Trending Topics

Man shot by Calif. police files lawsuit

The shooting happened when Lafayette officers responded to a series of 911 hang-up calls

By Henry Lee
San Francisco Chronicle

SAN FRANCISCO A man who was shot and wounded last year by Lafayette police filed a federal civil rights lawsuit Thursday against the city and Contra Costa County.

Michael Schock, 28, was shot April 2, 2013, at his family’s home on the 3400 block of Woodview Drive, west of St. Marys Road.

The shooting happened when Lafayette police officers Steve Harrison and Michael Marshall responded to a series of 911 hang-up calls. Dispatchers weren’t able to get any information because the caller disconnected each time, Lafayette Police Chief Eric Christensen has said.

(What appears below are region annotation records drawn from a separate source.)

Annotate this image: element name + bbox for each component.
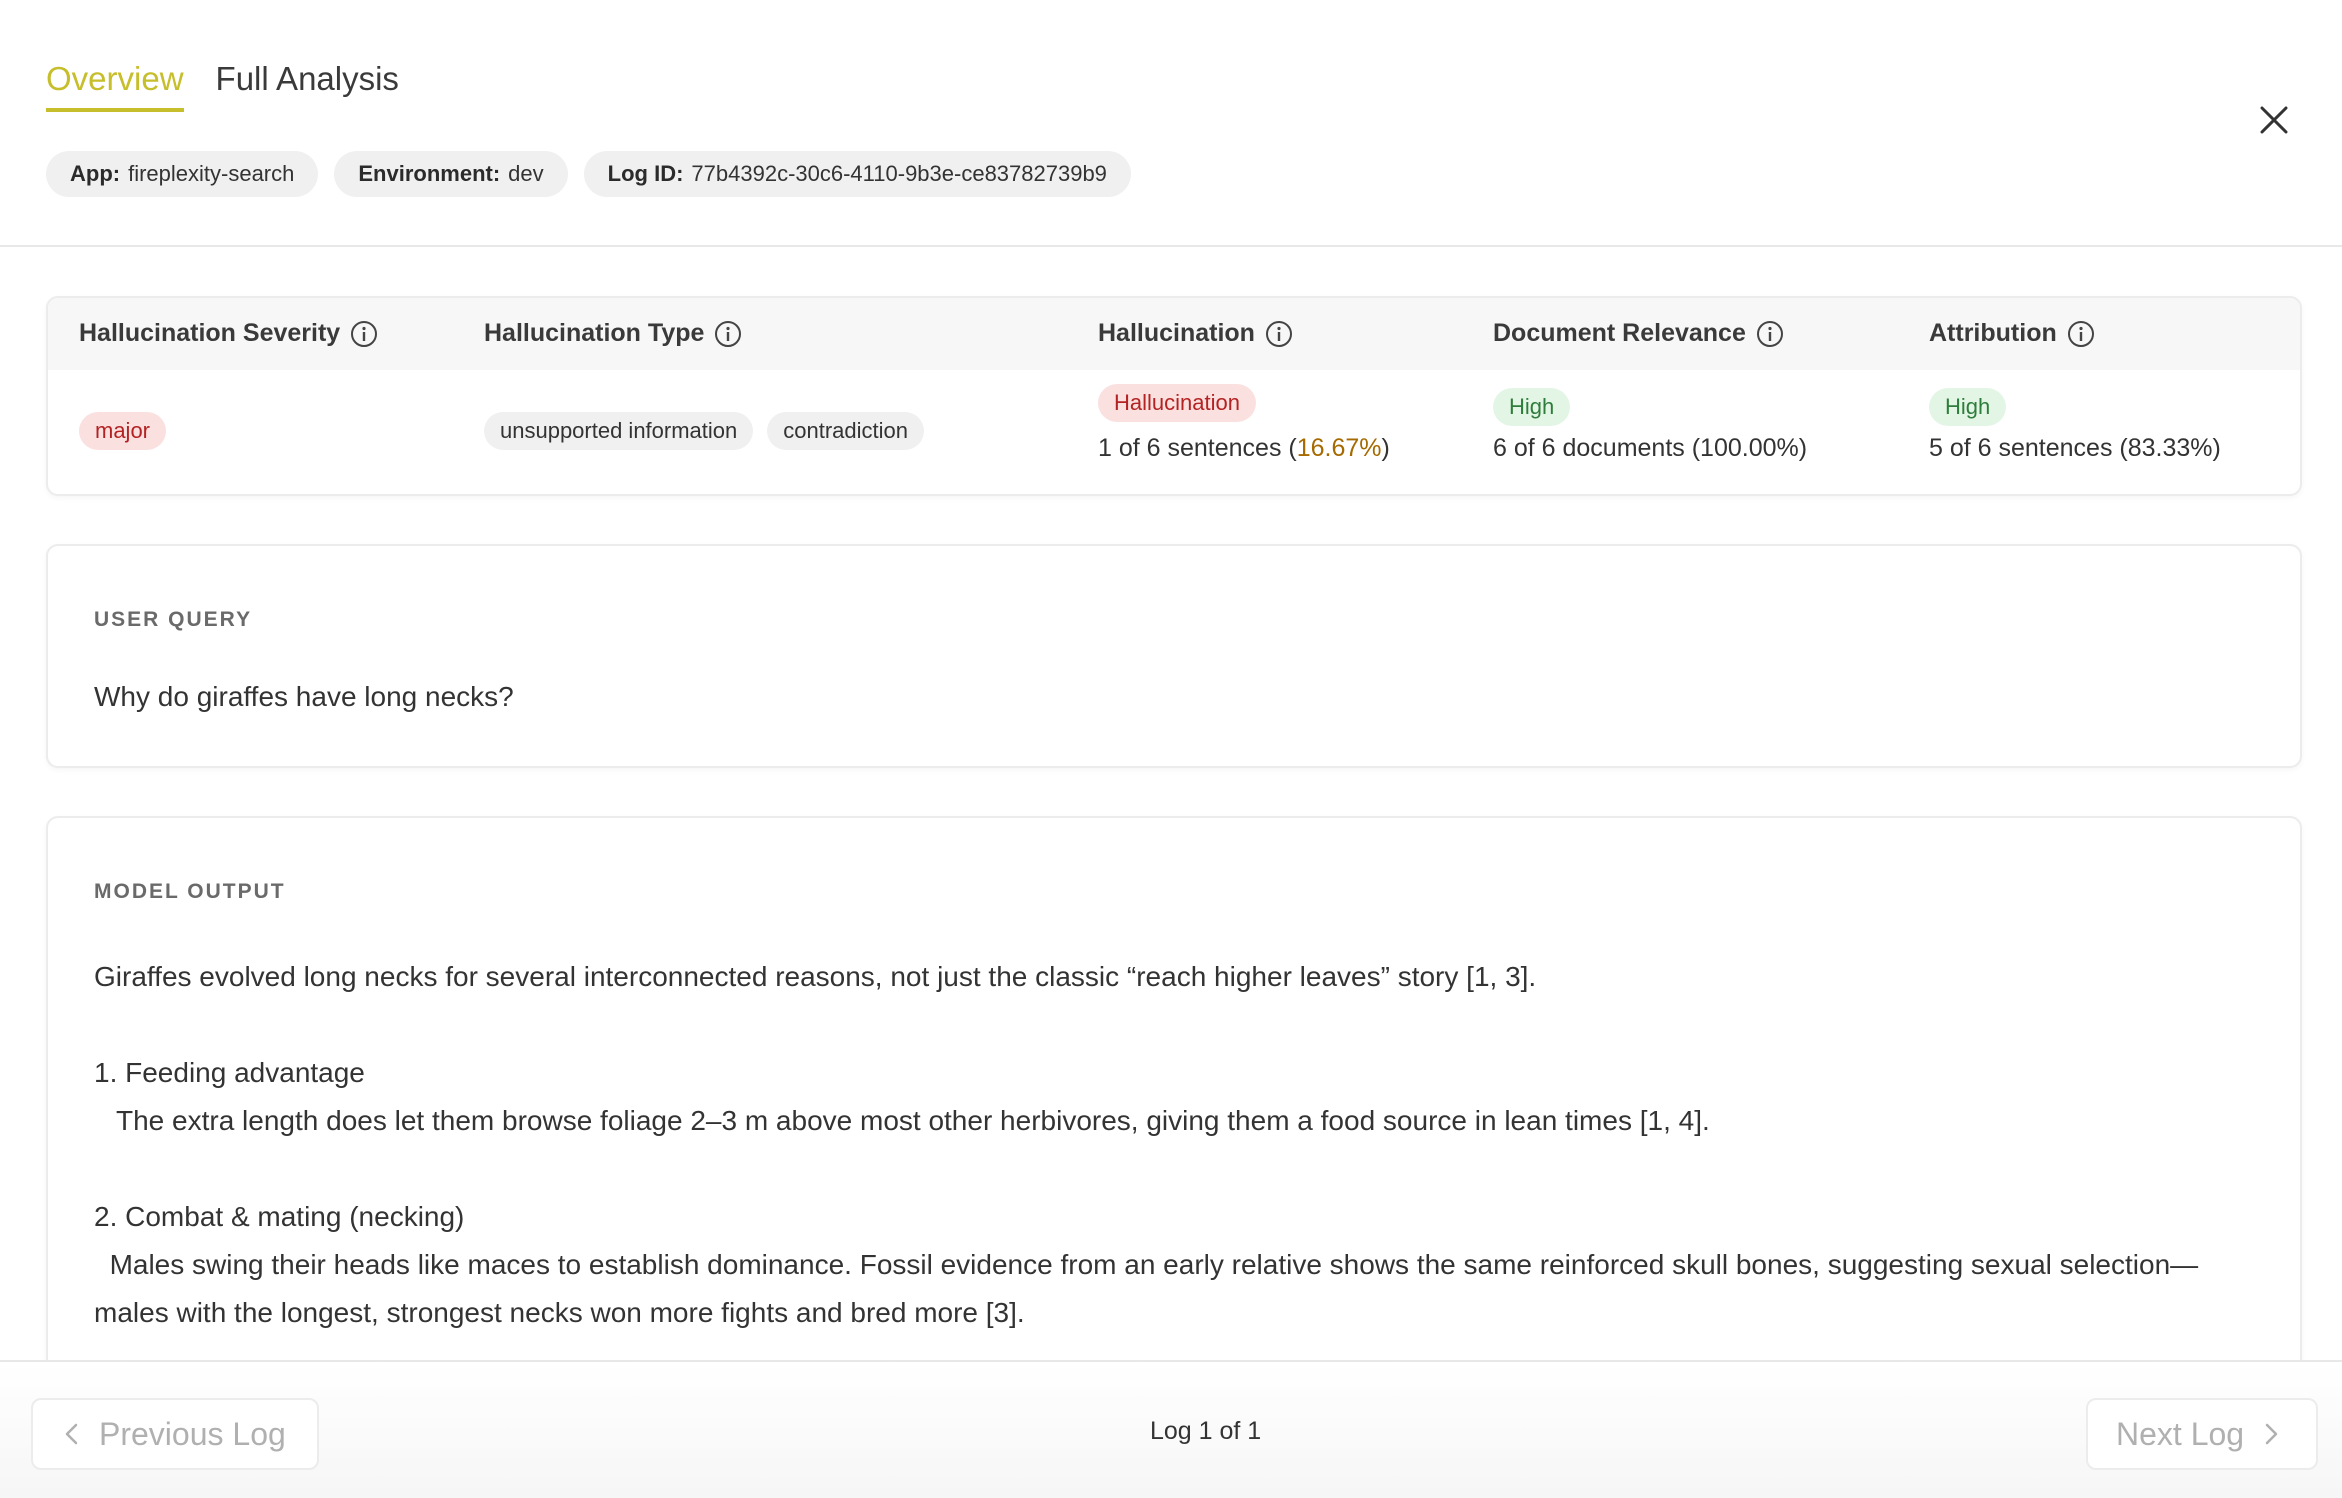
- log-meta-chips: App: fireplexity-search Environment: dev L…: [46, 151, 1131, 197]
- attribution-header-label: Attribution: [1929, 319, 2057, 347]
- type-header-label: Hallucination Type: [484, 319, 705, 347]
- hallucination-badge: Hallucination: [1098, 384, 1256, 422]
- user-query-card: USER QUERY Why do giraffes have long nec…: [46, 544, 2302, 768]
- info-icon[interactable]: [2067, 320, 2095, 348]
- relevance-stat: 6 of 6 documents (100.00%): [1493, 434, 1808, 462]
- type-badge: unsupported information: [484, 412, 754, 450]
- attribution-stat: 5 of 6 sentences (83.33%): [1929, 434, 2221, 462]
- metrics-header-row: Hallucination Severity Hallucination Typ…: [48, 298, 2300, 370]
- severity-cell: major: [79, 412, 167, 450]
- previous-log-label: Previous Log: [99, 1415, 286, 1452]
- attribution-header: Attribution: [1929, 319, 2095, 348]
- severity-header: Hallucination Severity: [79, 319, 378, 348]
- tab-bar: Overview Full Analysis: [46, 60, 399, 112]
- tab-overview[interactable]: Overview: [46, 60, 184, 112]
- app-chip-key: App:: [70, 161, 121, 186]
- environment-chip-value: dev: [508, 161, 544, 186]
- output-item-body: Males swing their heads like maces to es…: [94, 1241, 2254, 1337]
- hallucination-header-label: Hallucination: [1098, 319, 1255, 347]
- info-icon[interactable]: [1756, 320, 1784, 348]
- pagination-footer: Previous Log Log 1 of 1 Next Log: [0, 1360, 2342, 1498]
- user-query-label: USER QUERY: [94, 608, 253, 631]
- type-header: Hallucination Type: [484, 319, 742, 348]
- attribution-badge: High: [1929, 388, 2007, 426]
- hallucination-stat-percent: 16.67%: [1296, 434, 1382, 462]
- relevance-cell: High 6 of 6 documents (100.00%): [1493, 388, 1807, 463]
- hallucination-stat-prefix: 1 of 6 sentences (: [1098, 434, 1297, 462]
- app-chip: App: fireplexity-search: [46, 151, 319, 197]
- info-icon[interactable]: [714, 320, 742, 348]
- log-id-chip: Log ID: 77b4392c-30c6-4110-9b3e-ce8378273…: [583, 151, 1131, 197]
- chevron-left-icon: [65, 1423, 78, 1445]
- attribution-cell: High 5 of 6 sentences (83.33%): [1929, 388, 2221, 463]
- hallucination-stat-suffix: ): [1381, 434, 1390, 462]
- hallucination-cell: Hallucination 1 of 6 sentences (16.67%): [1098, 384, 1390, 463]
- log-page-count: Log 1 of 1: [1150, 1417, 1262, 1445]
- output-item-heading: 1. Feeding advantage: [94, 1057, 365, 1088]
- type-cell: unsupported information contradiction: [484, 412, 925, 450]
- tab-full-analysis[interactable]: Full Analysis: [216, 60, 399, 112]
- output-item-body: The extra length does let them browse fo…: [116, 1105, 1710, 1136]
- metrics-value-row: major unsupported information contradict…: [48, 370, 2300, 494]
- next-log-label: Next Log: [2116, 1415, 2245, 1452]
- relevance-header-label: Document Relevance: [1493, 319, 1746, 347]
- severity-badge: major: [79, 412, 167, 450]
- output-intro: Giraffes evolved long necks for several …: [94, 961, 1537, 992]
- environment-chip-key: Environment:: [358, 161, 501, 186]
- log-id-chip-key: Log ID:: [607, 161, 684, 186]
- log-detail-header: Overview Full Analysis App: fireplexity-s…: [0, 0, 2342, 247]
- close-icon[interactable]: [2254, 100, 2294, 140]
- model-output-label: MODEL OUTPUT: [94, 880, 286, 903]
- output-item-heading: 2. Combat & mating (necking): [94, 1201, 465, 1232]
- app-chip-value: fireplexity-search: [128, 161, 295, 186]
- info-icon[interactable]: [1265, 320, 1293, 348]
- relevance-badge: High: [1493, 388, 1571, 426]
- hallucination-stat: 1 of 6 sentences (16.67%): [1098, 434, 1390, 463]
- severity-header-label: Hallucination Severity: [79, 319, 341, 347]
- model-output-text: Giraffes evolved long necks for several …: [94, 953, 2254, 1337]
- hallucination-header: Hallucination: [1098, 319, 1293, 348]
- output-item-body-text: Males swing their heads like maces to es…: [94, 1249, 2199, 1328]
- user-query-text: Why do giraffes have long necks?: [94, 681, 514, 712]
- relevance-header: Document Relevance: [1493, 319, 1784, 348]
- type-badge: contradiction: [767, 412, 925, 450]
- log-id-chip-value: 77b4392c-30c6-4110-9b3e-ce83782739b9: [691, 161, 1107, 186]
- metrics-card: Hallucination Severity Hallucination Typ…: [46, 296, 2302, 496]
- previous-log-button[interactable]: Previous Log: [31, 1398, 319, 1470]
- info-icon[interactable]: [350, 320, 378, 348]
- environment-chip: Environment: dev: [334, 151, 568, 197]
- chevron-right-icon: [2265, 1423, 2278, 1445]
- model-output-card: MODEL OUTPUT Giraffes evolved long necks…: [46, 816, 2302, 1416]
- next-log-button[interactable]: Next Log: [2086, 1398, 2318, 1470]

In a suit filed in U.S. District Court in San Francisco, attorney Stan Casper said Schock suffers from emotional problems and had thrown some personal items out of is bedroom window “in frustration, startling family members” and prompting his sister to call 911. She believed she needed help, but “immediately hung up when she realized that (her brother) had calmed down,” the suit said.

When the two officers arrived at the home, they saw Schock standing near the open front door and asked him to take his hands out of his pockets, the suit said. Schock complied and removed a knife from his pocket before returning inside, the complaint said.

When the officers were detaining his sister’s boyfriend, James Marin, outside the home, Schock, “partly as a result of his fragile emotional state, feared for the safety and condition of Marin and came outside the house,” the suit said.

Harrison “reacted to plaintiff coming out of the house” by trying to shock Schock with a Taser stun weapon, the suit said. Schock then grabbed a kitchen broom “and continued to move toward the police” before dropping the broom, the suit said.

But Schock continued to approach Harrison “without the broom,” and Harrison shot Schock “at close range in his abdomen and thigh,” according to the suit. Schock underwent surgery and was hospitalized for two weeks.

“It was not objectively reasonable to use deadly force, as plaintiff was unarmed and did not present a threat of imminent serious bodily injury or death” to the officers or anyone else at the scene, the suit said.

The complaint, which seeks unspecified damages, names the city of Lafayette, Christensen, Harrison, Marshall and the county as defendants. The Sheriff’s Office provides law enforcement services to Lafayette. The defendants haven’t responded to the suit in court.